In this example, we can break this down into:

• Cov (A_p, A_o) = Additive covariance, offspring always inherits exactly 1 allele from parent so = (1/2)𝜎²_A 
  
• Cov (E_p, E_o),  covariance of environmental component between parent and offspring is assumed to be 0
  
• Cov (D_p, D_o) = Since offspring do not inherit pairs of alleles the dominance environmental component is also 0
  
• The cross terms, Cov(A, D) and etc. which we assume to be 0

Note: This only works if the assumptions of independence is true and standard deviation is the same for all individuals.

Since we are assuming standard deviation is the same across generations we can write hieritability between parent and offspring as a product of correlation:

h_n² =  𝜎²_A  / 𝜎²_T = 2 * Cov(parent, offspring) / SD(parent)*SD(child) = 2 * Cor(parent, offspring)

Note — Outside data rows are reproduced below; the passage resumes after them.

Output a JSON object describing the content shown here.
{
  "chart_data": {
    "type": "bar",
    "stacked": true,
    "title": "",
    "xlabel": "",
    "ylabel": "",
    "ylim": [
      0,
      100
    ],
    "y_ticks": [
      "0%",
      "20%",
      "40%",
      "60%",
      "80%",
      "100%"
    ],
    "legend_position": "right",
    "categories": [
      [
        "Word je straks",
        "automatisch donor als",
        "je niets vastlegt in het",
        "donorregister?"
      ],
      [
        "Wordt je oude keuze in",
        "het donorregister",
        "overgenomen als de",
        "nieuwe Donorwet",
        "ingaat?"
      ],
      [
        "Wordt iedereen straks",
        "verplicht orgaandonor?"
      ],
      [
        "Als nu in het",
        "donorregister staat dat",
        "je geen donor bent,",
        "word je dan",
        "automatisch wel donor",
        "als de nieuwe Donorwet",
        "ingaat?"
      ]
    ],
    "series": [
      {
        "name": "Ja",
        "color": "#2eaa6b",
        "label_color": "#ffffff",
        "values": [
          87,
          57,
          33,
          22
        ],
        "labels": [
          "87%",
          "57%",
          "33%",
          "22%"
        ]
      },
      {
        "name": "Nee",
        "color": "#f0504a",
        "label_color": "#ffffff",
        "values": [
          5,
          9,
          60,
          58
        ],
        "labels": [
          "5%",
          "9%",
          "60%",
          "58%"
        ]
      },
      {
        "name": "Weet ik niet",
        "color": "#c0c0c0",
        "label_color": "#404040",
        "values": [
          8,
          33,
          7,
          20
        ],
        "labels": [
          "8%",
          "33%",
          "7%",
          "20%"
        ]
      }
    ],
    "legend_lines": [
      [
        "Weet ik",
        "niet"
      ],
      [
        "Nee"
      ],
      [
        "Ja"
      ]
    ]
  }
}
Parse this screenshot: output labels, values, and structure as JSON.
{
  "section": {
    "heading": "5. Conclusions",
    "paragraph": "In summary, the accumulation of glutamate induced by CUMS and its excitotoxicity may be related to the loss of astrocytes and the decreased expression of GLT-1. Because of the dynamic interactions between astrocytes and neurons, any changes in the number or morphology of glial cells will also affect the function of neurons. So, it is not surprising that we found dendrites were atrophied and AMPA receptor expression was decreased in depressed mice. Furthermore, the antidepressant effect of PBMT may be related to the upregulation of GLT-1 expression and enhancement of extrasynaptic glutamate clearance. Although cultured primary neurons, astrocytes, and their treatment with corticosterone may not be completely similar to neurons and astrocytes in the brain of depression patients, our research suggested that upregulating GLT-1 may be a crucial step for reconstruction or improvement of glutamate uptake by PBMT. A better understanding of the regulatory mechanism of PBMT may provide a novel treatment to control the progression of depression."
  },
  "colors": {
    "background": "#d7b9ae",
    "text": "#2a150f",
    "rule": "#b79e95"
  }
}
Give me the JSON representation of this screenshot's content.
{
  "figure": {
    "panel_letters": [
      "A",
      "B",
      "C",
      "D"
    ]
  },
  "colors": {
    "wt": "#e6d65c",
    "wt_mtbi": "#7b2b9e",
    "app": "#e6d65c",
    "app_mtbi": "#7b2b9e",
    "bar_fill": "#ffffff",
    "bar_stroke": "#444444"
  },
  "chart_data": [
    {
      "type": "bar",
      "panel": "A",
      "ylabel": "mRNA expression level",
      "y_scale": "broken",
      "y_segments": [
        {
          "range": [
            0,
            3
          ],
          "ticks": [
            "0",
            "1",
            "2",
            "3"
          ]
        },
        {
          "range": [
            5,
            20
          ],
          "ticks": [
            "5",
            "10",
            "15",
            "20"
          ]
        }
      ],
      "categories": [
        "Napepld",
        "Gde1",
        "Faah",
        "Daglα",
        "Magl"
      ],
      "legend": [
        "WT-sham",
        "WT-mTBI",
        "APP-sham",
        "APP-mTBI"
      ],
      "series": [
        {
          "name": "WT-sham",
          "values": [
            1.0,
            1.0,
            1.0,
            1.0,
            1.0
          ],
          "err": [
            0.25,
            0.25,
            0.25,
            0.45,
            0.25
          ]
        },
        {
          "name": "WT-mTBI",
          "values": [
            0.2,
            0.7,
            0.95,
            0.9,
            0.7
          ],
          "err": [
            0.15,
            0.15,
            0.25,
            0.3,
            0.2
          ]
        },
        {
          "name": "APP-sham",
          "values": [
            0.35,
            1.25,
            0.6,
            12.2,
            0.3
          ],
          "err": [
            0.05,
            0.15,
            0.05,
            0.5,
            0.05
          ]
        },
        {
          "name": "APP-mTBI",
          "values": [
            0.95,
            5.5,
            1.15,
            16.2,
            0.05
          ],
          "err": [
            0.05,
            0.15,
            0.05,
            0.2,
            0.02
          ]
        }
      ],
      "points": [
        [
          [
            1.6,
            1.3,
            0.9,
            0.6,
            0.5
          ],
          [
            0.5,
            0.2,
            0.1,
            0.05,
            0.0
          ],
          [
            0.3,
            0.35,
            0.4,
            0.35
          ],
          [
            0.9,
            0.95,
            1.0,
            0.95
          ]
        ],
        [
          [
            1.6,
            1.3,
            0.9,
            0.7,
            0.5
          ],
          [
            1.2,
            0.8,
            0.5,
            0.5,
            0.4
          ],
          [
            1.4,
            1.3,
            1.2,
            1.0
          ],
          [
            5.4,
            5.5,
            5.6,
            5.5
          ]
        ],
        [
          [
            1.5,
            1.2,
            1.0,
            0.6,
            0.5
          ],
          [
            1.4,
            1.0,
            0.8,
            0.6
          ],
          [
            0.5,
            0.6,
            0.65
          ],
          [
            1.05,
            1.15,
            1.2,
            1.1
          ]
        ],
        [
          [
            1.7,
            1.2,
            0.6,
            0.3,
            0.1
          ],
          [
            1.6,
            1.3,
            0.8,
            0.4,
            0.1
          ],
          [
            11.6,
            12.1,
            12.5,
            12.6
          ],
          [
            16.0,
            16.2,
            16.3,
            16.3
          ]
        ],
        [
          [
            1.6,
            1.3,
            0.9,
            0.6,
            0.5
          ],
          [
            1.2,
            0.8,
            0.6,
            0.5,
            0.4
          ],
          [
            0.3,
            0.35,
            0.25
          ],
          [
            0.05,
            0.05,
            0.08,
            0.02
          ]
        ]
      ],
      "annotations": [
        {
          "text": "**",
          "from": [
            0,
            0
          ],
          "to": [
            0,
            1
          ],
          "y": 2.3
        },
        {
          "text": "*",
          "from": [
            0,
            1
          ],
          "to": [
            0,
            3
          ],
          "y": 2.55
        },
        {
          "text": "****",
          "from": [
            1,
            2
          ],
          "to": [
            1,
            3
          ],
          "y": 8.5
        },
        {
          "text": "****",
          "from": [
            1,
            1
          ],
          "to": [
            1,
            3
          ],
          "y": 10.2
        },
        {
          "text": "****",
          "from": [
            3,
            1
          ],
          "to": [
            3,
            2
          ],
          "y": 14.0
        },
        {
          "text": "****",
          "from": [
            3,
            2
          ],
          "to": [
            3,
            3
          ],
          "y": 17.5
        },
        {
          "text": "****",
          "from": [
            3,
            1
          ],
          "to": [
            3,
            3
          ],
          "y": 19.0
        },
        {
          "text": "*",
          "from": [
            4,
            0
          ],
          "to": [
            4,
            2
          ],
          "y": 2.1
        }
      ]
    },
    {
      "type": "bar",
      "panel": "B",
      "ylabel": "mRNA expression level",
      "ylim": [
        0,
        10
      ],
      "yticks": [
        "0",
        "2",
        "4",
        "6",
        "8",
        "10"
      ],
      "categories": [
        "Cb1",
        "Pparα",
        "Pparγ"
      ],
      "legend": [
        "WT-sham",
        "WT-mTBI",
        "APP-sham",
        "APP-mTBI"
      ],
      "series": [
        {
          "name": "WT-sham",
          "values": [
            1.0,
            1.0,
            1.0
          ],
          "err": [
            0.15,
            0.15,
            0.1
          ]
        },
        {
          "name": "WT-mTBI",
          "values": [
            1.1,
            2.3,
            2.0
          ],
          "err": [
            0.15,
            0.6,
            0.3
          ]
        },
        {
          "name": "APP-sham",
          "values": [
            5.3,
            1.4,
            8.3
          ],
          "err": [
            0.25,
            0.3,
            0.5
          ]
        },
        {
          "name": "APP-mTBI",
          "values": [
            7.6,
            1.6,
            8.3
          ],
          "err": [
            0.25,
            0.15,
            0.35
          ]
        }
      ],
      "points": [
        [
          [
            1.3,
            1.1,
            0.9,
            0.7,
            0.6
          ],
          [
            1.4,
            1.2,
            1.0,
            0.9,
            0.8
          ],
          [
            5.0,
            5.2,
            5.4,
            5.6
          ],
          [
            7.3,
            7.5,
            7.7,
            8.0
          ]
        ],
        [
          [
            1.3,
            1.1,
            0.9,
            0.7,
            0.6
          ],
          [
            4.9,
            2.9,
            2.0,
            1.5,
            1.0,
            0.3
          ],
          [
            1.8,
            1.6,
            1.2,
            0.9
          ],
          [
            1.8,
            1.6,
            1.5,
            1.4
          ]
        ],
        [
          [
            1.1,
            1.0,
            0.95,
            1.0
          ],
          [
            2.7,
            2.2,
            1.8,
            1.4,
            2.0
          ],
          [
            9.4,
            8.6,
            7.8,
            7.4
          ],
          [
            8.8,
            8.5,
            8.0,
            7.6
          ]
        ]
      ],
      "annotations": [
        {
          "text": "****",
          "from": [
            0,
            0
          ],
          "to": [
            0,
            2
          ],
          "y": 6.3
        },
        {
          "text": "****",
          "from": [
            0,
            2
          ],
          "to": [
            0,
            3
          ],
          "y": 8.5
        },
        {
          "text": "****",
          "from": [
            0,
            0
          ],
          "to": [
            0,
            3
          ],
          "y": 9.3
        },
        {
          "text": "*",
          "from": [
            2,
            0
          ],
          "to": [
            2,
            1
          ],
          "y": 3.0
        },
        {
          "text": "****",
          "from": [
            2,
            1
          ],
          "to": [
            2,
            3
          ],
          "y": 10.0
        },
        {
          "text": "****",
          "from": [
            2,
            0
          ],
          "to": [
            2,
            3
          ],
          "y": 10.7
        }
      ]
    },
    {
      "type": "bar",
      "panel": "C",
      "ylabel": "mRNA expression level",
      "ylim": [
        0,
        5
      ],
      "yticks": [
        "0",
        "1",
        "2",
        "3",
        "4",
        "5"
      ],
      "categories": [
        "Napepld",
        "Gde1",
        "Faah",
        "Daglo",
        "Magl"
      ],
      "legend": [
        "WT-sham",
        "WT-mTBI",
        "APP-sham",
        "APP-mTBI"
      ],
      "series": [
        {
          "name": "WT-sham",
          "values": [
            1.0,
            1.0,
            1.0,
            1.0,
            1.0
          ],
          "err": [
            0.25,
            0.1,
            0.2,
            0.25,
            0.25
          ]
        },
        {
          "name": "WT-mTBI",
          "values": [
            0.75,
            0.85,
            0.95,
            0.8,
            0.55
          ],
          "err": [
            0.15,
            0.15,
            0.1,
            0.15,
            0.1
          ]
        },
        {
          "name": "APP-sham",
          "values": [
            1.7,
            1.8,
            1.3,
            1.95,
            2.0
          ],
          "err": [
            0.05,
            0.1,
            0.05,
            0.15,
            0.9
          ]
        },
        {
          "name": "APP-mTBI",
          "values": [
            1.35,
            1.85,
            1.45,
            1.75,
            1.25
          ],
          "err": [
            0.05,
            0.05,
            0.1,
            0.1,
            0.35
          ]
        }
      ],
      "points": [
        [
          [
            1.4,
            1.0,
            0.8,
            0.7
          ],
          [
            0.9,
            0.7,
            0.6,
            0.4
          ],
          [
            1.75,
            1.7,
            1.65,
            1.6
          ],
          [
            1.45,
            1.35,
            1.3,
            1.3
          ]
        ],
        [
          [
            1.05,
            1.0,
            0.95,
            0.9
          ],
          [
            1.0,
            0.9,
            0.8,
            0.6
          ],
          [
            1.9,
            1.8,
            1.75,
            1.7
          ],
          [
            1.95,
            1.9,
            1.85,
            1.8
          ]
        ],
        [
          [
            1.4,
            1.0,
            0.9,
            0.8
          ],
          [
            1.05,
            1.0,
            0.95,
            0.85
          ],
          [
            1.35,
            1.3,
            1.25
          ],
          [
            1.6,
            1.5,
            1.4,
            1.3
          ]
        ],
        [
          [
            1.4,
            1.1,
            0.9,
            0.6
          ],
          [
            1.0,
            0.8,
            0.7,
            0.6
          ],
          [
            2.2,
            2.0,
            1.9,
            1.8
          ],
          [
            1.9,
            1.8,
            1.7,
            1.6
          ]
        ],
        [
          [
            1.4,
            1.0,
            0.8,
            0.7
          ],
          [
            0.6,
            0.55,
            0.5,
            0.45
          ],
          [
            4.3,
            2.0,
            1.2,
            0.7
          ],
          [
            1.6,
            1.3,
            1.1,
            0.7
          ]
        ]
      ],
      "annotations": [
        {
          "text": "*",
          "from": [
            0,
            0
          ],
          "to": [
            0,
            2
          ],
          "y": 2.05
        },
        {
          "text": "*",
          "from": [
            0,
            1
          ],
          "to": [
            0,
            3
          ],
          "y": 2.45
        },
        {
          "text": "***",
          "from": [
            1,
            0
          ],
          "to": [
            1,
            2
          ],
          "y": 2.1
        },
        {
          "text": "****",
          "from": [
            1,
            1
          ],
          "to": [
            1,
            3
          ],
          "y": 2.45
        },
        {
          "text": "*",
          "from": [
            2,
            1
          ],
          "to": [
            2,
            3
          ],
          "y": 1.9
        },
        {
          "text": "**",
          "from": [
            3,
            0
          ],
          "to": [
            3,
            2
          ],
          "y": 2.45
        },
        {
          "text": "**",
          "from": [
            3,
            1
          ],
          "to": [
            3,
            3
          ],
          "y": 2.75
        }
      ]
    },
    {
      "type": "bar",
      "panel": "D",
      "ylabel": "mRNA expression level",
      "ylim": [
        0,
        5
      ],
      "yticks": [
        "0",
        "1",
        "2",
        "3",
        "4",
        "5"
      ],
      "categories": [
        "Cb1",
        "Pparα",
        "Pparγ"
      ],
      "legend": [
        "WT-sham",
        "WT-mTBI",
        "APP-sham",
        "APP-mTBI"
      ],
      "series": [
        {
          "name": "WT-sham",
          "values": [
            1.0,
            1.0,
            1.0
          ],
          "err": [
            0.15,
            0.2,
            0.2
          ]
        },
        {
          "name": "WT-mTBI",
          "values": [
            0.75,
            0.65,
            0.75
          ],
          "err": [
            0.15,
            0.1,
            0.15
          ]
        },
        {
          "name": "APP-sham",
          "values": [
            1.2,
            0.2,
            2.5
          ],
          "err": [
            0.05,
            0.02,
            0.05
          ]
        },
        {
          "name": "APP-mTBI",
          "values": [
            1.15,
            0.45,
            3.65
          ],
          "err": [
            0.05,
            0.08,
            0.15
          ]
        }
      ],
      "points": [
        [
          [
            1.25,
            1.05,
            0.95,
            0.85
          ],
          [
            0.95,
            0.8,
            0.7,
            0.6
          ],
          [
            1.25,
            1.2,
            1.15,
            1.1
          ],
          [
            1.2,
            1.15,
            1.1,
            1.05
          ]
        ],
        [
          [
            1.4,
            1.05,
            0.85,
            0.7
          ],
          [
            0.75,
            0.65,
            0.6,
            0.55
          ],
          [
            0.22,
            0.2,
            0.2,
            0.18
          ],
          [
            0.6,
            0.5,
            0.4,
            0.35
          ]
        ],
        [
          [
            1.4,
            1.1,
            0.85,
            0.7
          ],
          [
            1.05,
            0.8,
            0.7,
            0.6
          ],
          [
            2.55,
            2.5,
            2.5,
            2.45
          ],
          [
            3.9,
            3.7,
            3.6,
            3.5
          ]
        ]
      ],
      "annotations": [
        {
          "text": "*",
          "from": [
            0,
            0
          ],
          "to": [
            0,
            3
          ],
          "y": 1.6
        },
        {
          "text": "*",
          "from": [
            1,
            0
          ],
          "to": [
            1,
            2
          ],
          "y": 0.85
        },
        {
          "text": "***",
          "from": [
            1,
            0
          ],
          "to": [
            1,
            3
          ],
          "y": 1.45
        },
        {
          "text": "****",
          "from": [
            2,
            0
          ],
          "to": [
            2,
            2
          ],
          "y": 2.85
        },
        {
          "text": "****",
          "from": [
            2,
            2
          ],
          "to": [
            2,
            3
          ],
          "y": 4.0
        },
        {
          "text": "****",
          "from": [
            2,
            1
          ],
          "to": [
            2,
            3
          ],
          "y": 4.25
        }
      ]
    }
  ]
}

Thus, we can estimate narrow-sense heritability using 2 times the observed correlation between parents and offspring.

Using Linear Regression

Alternatively, we can use the linear regression coefficient to estimate heritability. Where Y is offspring and X is parent:

𝑌 = 𝛼 + 𝛽𝑋 + 𝐸

 𝛽_hat ~ cor(X, Y) x SD(Y)/SD(X)

h_n² = 2*r_PO = 2*𝛽_hat_PO

Note that the estimate obtained from beta may differ from the estimate obtained from r if the standard deviations of parents and offspring are not equal.